In testimony to the council in May, Police Chief Jen Louis confirmed that there were no plans — and no budget — to actively monitor any surveillance cameras.
This contradiction has been brought up at least three times by the PAB and the public — twice before the Public Safety Committee and once before the council — as each of them considered the matter earlier this year, yet the sponsors of the legislation refused to respond to, nay even acknowledge, this fatal flaw in their proposal.
What is the cost of half a million-dollar boondoggle? You might say the money and person-power wasted, but that is the least of it when we are talking about people getting hurt or killed. The real issue is the opportunity cost of not doing something that might actually reduce violence, such as bike and foot patrols, implementing the Ceasefire protocol and gunfire victim hospital visits by violence interrupters such as Youth Alive. At the May council meeting, members of the public begged the council to implement Ceasefire, yet while it was approved in concept in 2020, it has yet to be effectuated.
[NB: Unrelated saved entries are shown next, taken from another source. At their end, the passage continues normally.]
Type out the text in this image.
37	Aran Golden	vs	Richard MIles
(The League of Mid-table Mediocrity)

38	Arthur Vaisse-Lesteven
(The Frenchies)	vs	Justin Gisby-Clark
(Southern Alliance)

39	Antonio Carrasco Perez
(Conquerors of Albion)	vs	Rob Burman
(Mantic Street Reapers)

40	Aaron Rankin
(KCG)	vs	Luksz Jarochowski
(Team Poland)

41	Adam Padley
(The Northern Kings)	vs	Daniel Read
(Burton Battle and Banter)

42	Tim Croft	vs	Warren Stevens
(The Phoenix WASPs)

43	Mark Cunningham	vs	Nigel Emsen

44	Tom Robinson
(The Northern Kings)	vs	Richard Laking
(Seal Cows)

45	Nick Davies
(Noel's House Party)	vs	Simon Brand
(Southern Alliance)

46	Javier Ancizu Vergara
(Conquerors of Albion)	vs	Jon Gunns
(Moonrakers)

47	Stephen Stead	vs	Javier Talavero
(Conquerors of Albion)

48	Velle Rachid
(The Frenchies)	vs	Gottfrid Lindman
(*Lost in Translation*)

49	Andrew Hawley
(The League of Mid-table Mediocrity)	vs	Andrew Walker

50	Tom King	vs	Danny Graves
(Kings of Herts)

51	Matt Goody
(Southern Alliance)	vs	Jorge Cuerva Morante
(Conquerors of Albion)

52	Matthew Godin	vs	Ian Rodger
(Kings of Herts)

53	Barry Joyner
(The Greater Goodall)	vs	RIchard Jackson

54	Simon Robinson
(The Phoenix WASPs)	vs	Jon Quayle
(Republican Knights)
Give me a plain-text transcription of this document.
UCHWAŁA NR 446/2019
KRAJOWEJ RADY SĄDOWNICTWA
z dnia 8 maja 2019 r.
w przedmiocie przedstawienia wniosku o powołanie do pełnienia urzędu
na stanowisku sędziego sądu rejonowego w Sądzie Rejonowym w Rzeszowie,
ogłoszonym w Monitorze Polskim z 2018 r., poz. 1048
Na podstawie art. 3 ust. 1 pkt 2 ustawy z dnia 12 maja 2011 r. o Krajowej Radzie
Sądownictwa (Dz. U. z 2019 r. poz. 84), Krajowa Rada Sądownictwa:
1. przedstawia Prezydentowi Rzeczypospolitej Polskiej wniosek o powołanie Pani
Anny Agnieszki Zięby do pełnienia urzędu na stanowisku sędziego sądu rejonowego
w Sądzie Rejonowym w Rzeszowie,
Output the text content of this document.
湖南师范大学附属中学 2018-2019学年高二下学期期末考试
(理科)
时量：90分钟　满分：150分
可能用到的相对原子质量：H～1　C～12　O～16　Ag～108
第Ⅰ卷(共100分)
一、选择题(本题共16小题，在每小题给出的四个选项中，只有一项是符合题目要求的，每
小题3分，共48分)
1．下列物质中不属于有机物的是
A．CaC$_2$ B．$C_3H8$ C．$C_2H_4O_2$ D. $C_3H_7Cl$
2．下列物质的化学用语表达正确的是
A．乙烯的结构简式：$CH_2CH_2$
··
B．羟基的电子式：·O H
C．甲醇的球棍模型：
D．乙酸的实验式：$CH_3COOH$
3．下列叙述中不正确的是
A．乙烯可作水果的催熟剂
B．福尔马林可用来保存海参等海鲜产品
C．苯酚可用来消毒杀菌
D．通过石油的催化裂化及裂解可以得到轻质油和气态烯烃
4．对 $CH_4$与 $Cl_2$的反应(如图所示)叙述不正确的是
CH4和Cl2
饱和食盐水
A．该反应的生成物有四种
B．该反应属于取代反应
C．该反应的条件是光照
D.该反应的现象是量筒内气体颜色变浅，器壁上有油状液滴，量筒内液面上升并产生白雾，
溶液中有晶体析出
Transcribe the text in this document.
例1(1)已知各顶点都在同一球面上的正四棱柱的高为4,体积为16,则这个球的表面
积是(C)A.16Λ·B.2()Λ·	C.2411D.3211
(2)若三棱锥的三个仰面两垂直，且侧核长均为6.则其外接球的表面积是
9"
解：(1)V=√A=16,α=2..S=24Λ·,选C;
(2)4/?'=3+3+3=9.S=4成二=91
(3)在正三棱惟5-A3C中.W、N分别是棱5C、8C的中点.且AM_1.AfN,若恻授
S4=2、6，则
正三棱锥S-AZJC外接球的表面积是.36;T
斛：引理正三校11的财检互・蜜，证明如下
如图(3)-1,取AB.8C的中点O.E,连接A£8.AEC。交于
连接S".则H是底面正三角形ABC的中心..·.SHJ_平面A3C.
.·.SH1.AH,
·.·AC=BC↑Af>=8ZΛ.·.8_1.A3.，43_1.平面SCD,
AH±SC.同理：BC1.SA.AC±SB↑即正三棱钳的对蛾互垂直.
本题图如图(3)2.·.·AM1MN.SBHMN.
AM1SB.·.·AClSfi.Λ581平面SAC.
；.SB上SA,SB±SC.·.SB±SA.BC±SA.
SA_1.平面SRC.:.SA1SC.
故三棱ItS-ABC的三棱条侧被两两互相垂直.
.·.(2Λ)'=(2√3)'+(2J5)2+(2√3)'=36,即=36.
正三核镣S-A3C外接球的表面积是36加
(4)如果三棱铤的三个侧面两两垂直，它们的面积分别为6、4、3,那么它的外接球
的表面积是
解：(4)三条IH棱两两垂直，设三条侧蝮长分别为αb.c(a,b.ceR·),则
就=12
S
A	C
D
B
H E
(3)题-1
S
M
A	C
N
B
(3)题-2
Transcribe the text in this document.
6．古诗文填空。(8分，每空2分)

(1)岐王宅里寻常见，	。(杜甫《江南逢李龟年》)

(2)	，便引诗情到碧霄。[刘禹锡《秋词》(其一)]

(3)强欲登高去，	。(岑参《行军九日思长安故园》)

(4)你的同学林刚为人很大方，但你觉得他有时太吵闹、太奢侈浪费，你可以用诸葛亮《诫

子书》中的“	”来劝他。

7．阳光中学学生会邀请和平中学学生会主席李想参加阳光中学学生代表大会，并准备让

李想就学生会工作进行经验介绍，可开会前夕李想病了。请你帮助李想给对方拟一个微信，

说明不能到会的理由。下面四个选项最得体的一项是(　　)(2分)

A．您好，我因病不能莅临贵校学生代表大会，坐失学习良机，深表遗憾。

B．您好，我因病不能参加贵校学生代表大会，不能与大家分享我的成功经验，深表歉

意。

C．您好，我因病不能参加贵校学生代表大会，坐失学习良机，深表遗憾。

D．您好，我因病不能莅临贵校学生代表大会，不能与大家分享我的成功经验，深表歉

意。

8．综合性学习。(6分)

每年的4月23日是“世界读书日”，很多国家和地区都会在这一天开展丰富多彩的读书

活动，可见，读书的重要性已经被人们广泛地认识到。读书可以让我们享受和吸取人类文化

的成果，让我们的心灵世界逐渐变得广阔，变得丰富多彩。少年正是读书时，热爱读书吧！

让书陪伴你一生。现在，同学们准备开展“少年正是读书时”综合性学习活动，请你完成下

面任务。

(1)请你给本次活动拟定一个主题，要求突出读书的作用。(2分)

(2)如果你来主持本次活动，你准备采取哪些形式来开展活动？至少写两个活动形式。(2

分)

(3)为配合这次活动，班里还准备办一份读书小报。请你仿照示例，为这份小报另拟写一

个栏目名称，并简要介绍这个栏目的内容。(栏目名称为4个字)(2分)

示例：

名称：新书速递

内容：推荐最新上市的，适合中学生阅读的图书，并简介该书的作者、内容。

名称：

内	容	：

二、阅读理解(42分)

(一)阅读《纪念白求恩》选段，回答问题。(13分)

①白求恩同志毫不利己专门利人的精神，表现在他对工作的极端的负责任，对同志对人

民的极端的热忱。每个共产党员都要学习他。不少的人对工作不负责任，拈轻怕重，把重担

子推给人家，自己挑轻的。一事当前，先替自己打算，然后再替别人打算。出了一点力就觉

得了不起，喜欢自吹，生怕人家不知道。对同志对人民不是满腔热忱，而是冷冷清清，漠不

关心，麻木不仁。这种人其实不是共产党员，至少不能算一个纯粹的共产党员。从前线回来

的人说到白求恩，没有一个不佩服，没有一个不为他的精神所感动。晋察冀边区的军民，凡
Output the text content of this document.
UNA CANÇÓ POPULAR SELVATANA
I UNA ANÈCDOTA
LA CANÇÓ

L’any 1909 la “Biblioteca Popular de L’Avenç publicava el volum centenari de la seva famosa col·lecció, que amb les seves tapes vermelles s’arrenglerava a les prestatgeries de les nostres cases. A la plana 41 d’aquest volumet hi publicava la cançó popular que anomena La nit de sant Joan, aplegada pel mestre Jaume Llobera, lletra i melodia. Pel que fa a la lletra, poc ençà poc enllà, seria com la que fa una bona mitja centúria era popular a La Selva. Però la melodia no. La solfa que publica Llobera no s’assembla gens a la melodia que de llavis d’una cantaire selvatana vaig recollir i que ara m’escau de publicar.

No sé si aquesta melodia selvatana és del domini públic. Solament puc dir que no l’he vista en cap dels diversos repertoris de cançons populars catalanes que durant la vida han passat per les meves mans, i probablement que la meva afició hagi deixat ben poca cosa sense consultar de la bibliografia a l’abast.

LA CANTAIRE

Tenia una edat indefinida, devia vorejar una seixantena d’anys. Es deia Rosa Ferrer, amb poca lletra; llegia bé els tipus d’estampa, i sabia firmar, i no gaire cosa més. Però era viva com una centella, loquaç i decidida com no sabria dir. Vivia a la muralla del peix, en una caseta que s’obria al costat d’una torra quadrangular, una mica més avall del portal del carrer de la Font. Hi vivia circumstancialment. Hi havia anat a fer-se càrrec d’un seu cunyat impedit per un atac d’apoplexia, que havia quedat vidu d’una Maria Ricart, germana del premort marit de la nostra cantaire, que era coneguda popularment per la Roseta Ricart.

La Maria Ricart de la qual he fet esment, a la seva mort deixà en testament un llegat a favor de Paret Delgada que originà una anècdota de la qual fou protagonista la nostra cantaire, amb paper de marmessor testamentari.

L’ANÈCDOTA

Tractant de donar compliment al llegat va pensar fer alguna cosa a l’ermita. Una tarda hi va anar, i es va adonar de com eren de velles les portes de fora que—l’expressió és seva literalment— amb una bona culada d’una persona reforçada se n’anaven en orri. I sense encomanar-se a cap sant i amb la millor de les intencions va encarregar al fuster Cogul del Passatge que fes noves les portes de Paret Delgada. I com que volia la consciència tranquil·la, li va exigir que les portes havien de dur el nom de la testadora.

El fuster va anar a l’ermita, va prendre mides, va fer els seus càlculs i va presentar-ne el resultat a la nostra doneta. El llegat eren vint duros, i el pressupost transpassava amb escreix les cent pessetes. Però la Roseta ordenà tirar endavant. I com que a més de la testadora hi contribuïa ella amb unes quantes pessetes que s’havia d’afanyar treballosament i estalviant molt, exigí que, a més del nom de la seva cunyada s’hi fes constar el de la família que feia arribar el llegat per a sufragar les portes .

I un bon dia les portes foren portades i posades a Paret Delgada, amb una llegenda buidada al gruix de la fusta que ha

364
The problematic nature of the likely ineffectiveness of these surveillance cameras is only amplified by considering their Orwellian nature. Big Brother will — literally — be watching: The video is to be stored and available for a year. But when these cameras fail to achieve their goals, instead of demanding their removal, the same voices that promote them now will almost certainly demand more and more of them, covering every street corner and alley, tracking everyone.
We have a choice. We can proceed down the path to a surveillance state, with little or nothing to show for it in reduced violence and much to lose in civil liberties, or we can choose to devote our limited resources to those things that actually work.
The council needs to bury the surveillance camera program on Tuesday, reallocating its funds to the safety and benefit of all.
JP Massar is a longtime Berkeley activist, and a member of McGee-Spaulding Neighbors in Action, Oakland Privacy, and Strike Debt Bay Area.